Арестанты, столпившись у дверей, в молчании слушали эту прелюдию резни.

По приказанию Коммуны в этот день во всех тюрьмах обед провели раньше обычного. Заключенные спрашивали друг друга, какова причина этой перемены. Случится ли перемещение? Или готовится отправление в ссылку? Одни надеялись, другие трепетали, все волновались. Из решетчатых окон самой высокой башенки некоторые наконец увидели экипажи и услышали вопли. А вскоре шум громадной толпы, которая наполняла двор и теснилась на площади и на соседних с Аббатством улицах, достиг ушей заключенных. Им немедленно приказали войти каждому в свою камеру, как бы для переклички.

Зрелище, которое от них скрывали, было следующим. Последнюю выходившую во двор темницу превратили в трибунал. Вокруг обширного стола, накрытого бумагой и уставленного чернильницами, тюремными росписями арестантов, стаканами, бутылками, пистолетами, саблями и трубками, сидели на скамьях двенадцать судей самого мрачного вида. Одеты они были совсем просто: шерстяные колпаки на голове, окованные железом деревянные башмаки, холщовые фартуки. Человек в сером костюме, с неподвижным лицом, с саблей на боку и пером в руке, председательствовал на этом трибунале. Это был пристав Майяр, кумир предместья Сен-Марсо. Соперник Журдана, приятель Теруань, герой октябрьских событий, 20 июня и 10 августа, Майяр сам себя возвел в звание народного палача. Он любил кровь, носил отрубленные головы на пиках, насаживал на острие сабли сердца. Распутные женщины и жестокие дети, которые с удовольствием следят за агонией смерти, превозносили Майяра повсеместно.

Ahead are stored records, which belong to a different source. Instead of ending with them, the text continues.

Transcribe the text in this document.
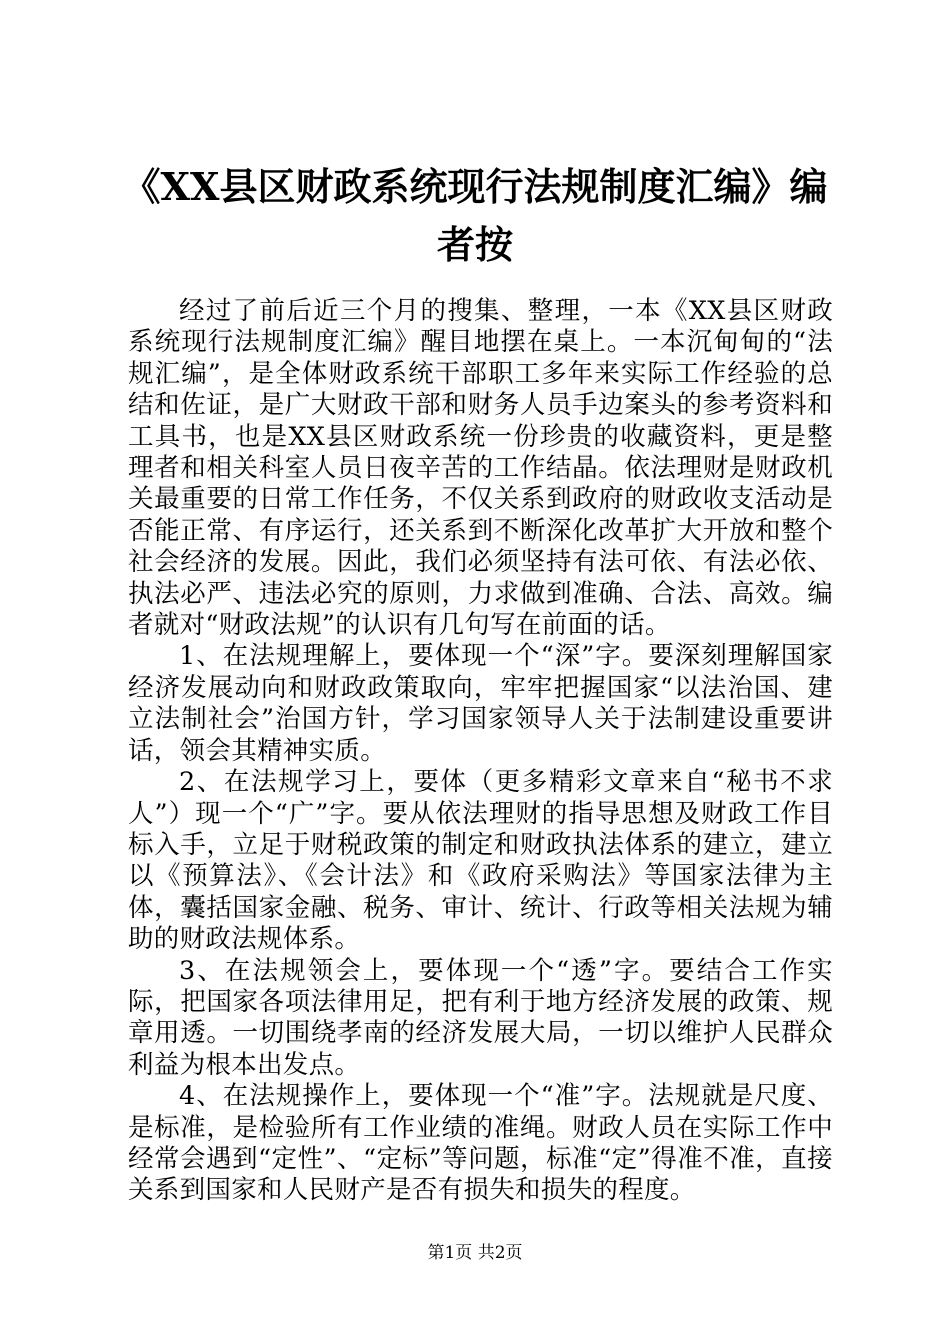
《XX县区财政系统现行法规制度汇编》编者按

经过了前后近三个月的搜集、整理，一本《XX县区财政系统现行法规制度汇编》醒目地摆在桌上。一本沉甸甸的“法规汇编”，是全体财政系统干部职工多年来实际工作经验的总结和佐证，是广大财政干部和财务人员手边案头的参考资料和工具书，也是XX县区财政系统一份珍贵的收藏资料，更是整理者和相关科室人员日夜辛苦的工作结晶。依法理财是财政机关最重要的日常工作任务，不仅关系到政府的财政收支活动是否能正常、有序运行，还关系到不断深化改革扩大开放和整个社会经济的发展。因此，我们必须坚持有法可依、有法必依、执法必严、违法必究的原则，力求做到准确、合法、高效。编者就对“财政法规”的认识有几句写在前面的话。

1、在法规理解上，要体现一个“深”字。要深刻理解国家经济发展动向和财政政策取向，牢牢把握国家“以法治国、建立法制社会”治国方针，学习国家领导人关于法制建设重要讲话，领会其精神实质。

2、在法规学习上，要体（更多精彩文章来自“秘书不求人”）现一个“广”字。要从依法理财的指导思想及财政工作目标入手，立足于财税政策的制定和财政执法体系的建立，建立以《预算法》、《会计法》和《政府采购法》等国家法律为主体，囊括国家金融、税务、审计、统计、行政等相关法规为辅助的财政法规体系。

3、在法规领会上，要体现一个“透”字。要结合工作实际，把国家各项法律用足，把有利于地方经济发展的政策、规章用透。一切围绕孝南的经济发展大局，一切以维护人民群众利益为根本出发点。

4、在法规操作上，要体现一个“准”字。法规就是尺度、是标准，是检验所有工作业绩的准绳。财政人员在实际工作中经常会遇到“定性”、“定标”等问题，标准“定”得准不准，直接关系到国家和人民财产是否有损失和损失的程度。

第1页 共2页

Но не простой случай привел его в Аббатство в тот час, когда прибыл последний конвой, и притом с тюремным списком в руке. Накануне он получил тайные сообщения от Марата через членов Наблюдательного комитета. Дантон велел принести списки в этот комитет; там их «очистили»: Майяру наметили, кого нужно отпустить, а кого осудить. Правосудие передали трибуналу, который заменил закон произволом.

Читали имена по списку; привратники шли за узником, имя которого произносили. Майяр его допрашивал, потом взглядом спрашивал мнения своих товарищей. Если подсудимого следовало оправдать, Майяр говорил: «Освободить этого человека». Если же он был осужден, то судья произносил слова: «В тюрьму Лафорс!» Тогда наружная дверь отворялась — и узник падал мертвым на пороге.

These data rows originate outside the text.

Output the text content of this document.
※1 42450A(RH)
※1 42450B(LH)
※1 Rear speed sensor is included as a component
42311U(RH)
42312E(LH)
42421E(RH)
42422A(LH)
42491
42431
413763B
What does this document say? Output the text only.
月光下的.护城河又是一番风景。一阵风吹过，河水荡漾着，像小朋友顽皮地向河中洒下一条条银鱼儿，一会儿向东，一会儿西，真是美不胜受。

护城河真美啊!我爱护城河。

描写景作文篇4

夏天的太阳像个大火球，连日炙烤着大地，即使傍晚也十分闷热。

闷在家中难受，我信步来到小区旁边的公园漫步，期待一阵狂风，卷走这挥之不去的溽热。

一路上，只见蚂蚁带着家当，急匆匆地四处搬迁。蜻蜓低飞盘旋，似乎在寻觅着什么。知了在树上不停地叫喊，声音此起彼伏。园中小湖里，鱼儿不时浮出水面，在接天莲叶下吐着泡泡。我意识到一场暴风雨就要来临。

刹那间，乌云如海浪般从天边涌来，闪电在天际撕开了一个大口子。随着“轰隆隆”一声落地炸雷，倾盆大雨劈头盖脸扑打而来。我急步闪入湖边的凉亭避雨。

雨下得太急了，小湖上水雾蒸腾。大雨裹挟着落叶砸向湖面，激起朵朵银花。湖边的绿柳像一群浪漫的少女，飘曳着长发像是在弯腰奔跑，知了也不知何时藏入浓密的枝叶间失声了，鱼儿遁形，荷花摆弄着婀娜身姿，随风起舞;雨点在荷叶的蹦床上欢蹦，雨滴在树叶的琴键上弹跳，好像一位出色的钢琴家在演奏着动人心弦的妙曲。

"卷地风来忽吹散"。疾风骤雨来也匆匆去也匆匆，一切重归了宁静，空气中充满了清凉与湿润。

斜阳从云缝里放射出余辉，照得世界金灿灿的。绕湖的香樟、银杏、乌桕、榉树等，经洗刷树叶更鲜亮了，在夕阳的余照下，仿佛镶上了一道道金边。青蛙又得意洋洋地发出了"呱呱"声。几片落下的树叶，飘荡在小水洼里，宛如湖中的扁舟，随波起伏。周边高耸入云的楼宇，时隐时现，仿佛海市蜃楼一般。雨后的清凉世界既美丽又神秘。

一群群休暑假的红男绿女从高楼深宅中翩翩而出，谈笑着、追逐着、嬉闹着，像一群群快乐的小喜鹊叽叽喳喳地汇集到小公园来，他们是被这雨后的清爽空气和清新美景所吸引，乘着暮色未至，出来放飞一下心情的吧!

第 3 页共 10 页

Резня началась со швейцарцев. Их оставалось в Аббатстве 150 человек, офицеров и солдат. Майяр велит привести их к калитке и судит всех сразу. «Вы убивали народ 10 августа, — говорит он им, — народ требует мести. Вы будете отправлены в Лафорс». — «Пощадите! Пощадите!» — кричат солдаты, падая на колени. — «Речь идет не о смерти, — отвечает им Майяр, — а только о том, чтобы перевезти вас в другую тюрьму. Быть может, в другом месте вам и окажут милость». Но швейцарцы уже слышали крики, которые требуют их смерти. «Зачем нас обманывать? — говорят они. — Мы хорошо знаем, что никуда отсюда не выйдем!» При этих словах один из марсельцев и мясник открывают дверь наполовину: «Ну-ну, решайте же! Кто первый? Скорей! Народ теряет терпение!» Швейцарцы отступают, как стадо перед бойней, и всей массой теснятся в глубине камеры, прячась друг за друга. «Надо с этим заканчивать, — говорит один из судей. — Ну, кто выйдет первым?» — «Хорошо, пусть это буду я, — восклицает молодой унтер-офицер высокого роста с воинственной осанкой. — Куда надо идти?»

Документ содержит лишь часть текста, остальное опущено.